Theresa shrugged. She wouldn’t stand for that sort of crap from anyone, but it was different with Emile. They’d agreed that it was fine for them to see other people. Discreetly at first, since he was supposed to be staying out of the gossip pages. But when the year was nearly up, it would make their quickie divorce all the more plausible. In a show-marriage like theirs, normal rules didn’t apply. None of those dangerous emotions were involved, so she would be absolutely fine with Emile sleeping around. Absolutely. She just had to get her head around the idea that he wasn’t really hers and she had to learn to share.

By half time, her feet had gone numb with cold, and her mind had gone numb with boredom. No goals had been scored and the most interesting thing that had happened was the ball being kicked into the crowd. The fan who’d caught it had tried to hide it under his seat, and a steward had to go and reclaim it. Theresa stood up and stamped her boots, grateful that she’d thought to put a pair of woolly socks on. Kelly showed her where the buffet was, and she fortified herself with a couple of sandwiches and a cup of hot, strong tea.

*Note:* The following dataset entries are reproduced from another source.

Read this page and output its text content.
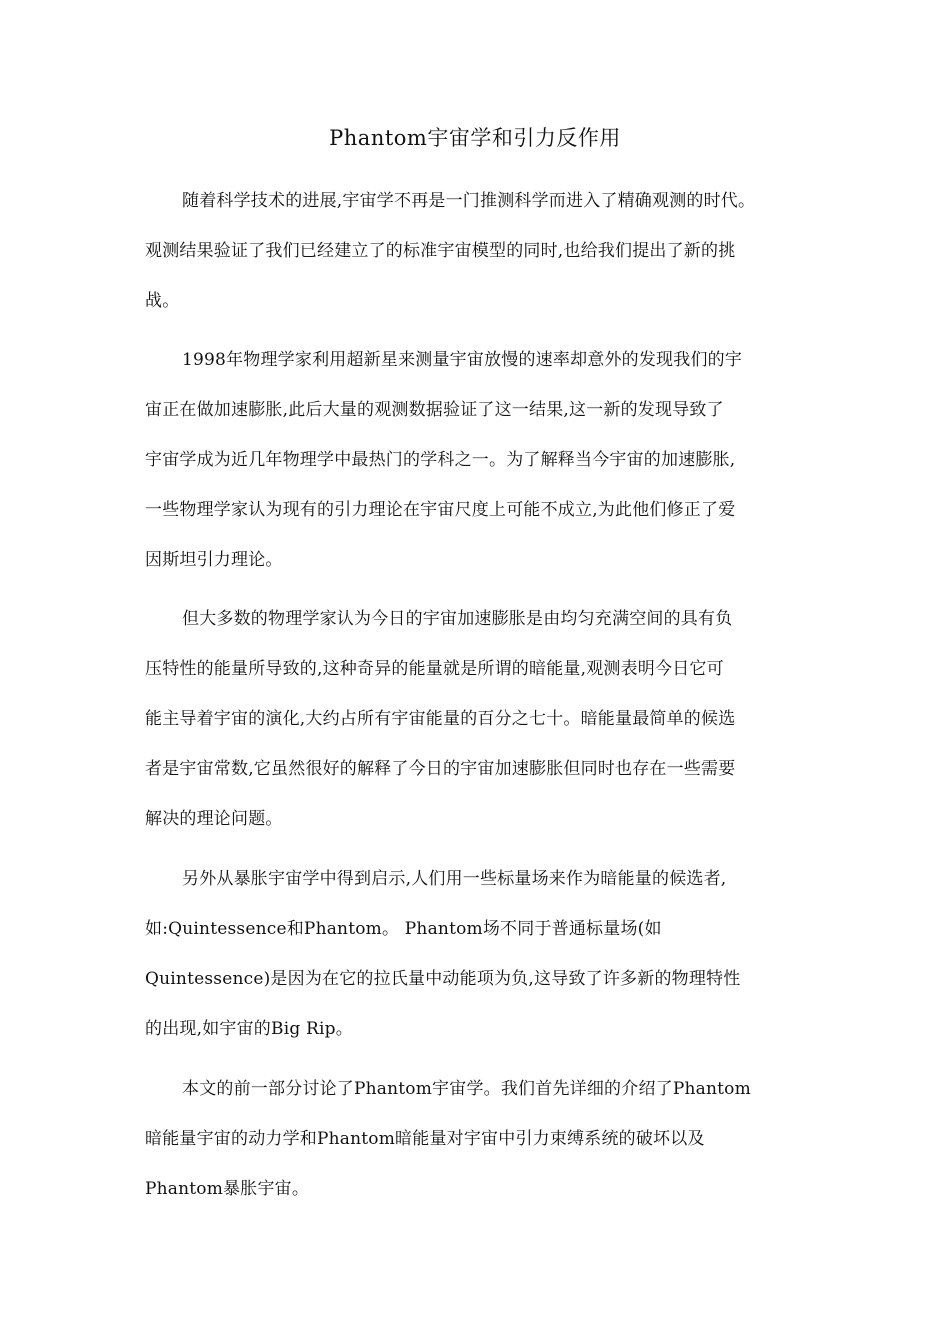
Phantom宇宙学和引力反作用
随着科学技术的进展,宇宙学不再是一门推测科学而进入了精确观测的时代。
观测结果验证了我们已经建立了的标准宇宙模型的同时,也给我们提出了新的挑
战。
1998年物理学家利用超新星来测量宇宙放慢的速率却意外的发现我们的宇
宙正在做加速膨胀,此后大量的观测数据验证了这一结果,这一新的发现导致了
宇宙学成为近几年物理学中最热门的学科之一。为了解释当今宇宙的加速膨胀,
一些物理学家认为现有的引力理论在宇宙尺度上可能不成立,为此他们修正了爱
因斯坦引力理论。
但大多数的物理学家认为今日的宇宙加速膨胀是由均匀充满空间的具有负
压特性的能量所导致的,这种奇异的能量就是所谓的暗能量,观测表明今日它可
能主导着宇宙的演化,大约占所有宇宙能量的百分之七十。暗能量最简单的候选
者是宇宙常数,它虽然很好的解释了今日的宇宙加速膨胀但同时也存在一些需要
解决的理论问题。
另外从暴胀宇宙学中得到启示,人们用一些标量场来作为暗能量的候选者,
如:Quintessence和Phantom。 Phantom场不同于普通标量场(如
Quintessence)是因为在它的拉氏量中动能项为负,这导致了许多新的物理特性
的出现,如宇宙的Big Rip。
本文的前一部分讨论了Phantom宇宙学。我们首先详细的介绍了Phantom
暗能量宇宙的动力学和Phantom暗能量对宇宙中引力束缚系统的破坏以及
Phantom暴胀宇宙。
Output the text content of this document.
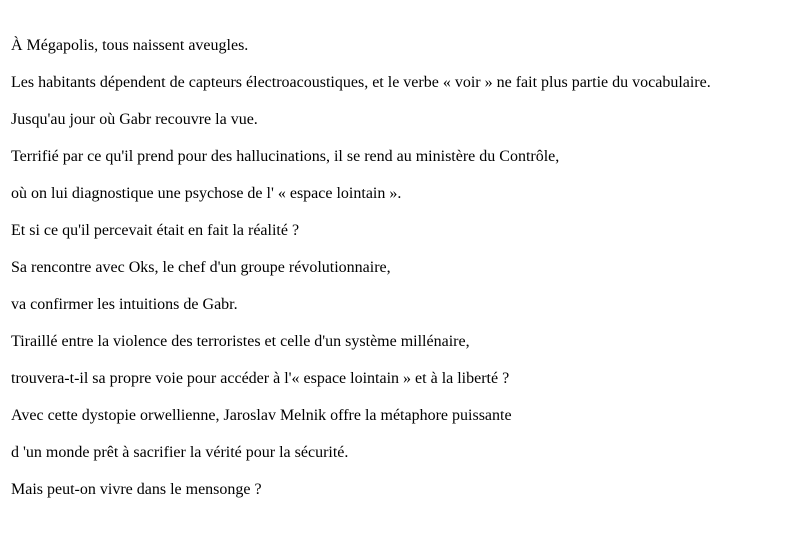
À Mégapolis, tous naissent aveugles.

Les habitants dépendent de capteurs électroacoustiques, et le verbe « voir » ne fait plus partie du vocabulaire.

Jusqu'au jour où Gabr recouvre la vue.

Terrifié par ce qu'il prend pour des hallucinations, il se rend au ministère du Contrôle,

où on lui diagnostique une psychose de l' « espace lointain ».

Et si ce qu'il percevait était en fait la réalité ?

Sa rencontre avec Oks, le chef d'un groupe révolutionnaire,

va confirmer les intuitions de Gabr.

Tiraillé entre la violence des terroristes et celle d'un système millénaire,

trouvera-t-il sa propre voie pour accéder à l'« espace lointain » et à la liberté ?

Avec cette dystopie orwellienne, Jaroslav Melnik offre la métaphore puissante

d 'un monde prêt à sacrifier la vérité pour la sécurité.

Mais peut-on vivre dans le mensonge ?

Forty minutes to go. She’d get through it, hopefully without losing any of her extremities to frostbite. Though she still wasn’t at all sure why Emile had wanted her to come. It wasn’t like he’d even noticed she was here. He hadn’t looked up in her direction once. She pulled her scarf more closely around her neck and reached for her book again. A gasp from the crowd caused her to glance down at the pitch. One of the players was on the ground, curled up and clutching his leg in agony.

“Emile!” She shot to her feet, heart pounding with sudden fear. What had happened? Why wasn’t anyone helping him? Theresa yelled again. Couldn’t they see he was hurt? The referee was standing a few yards away, talking to a player from the other team. As she watched, one of Emile’s teammates strolled over casually.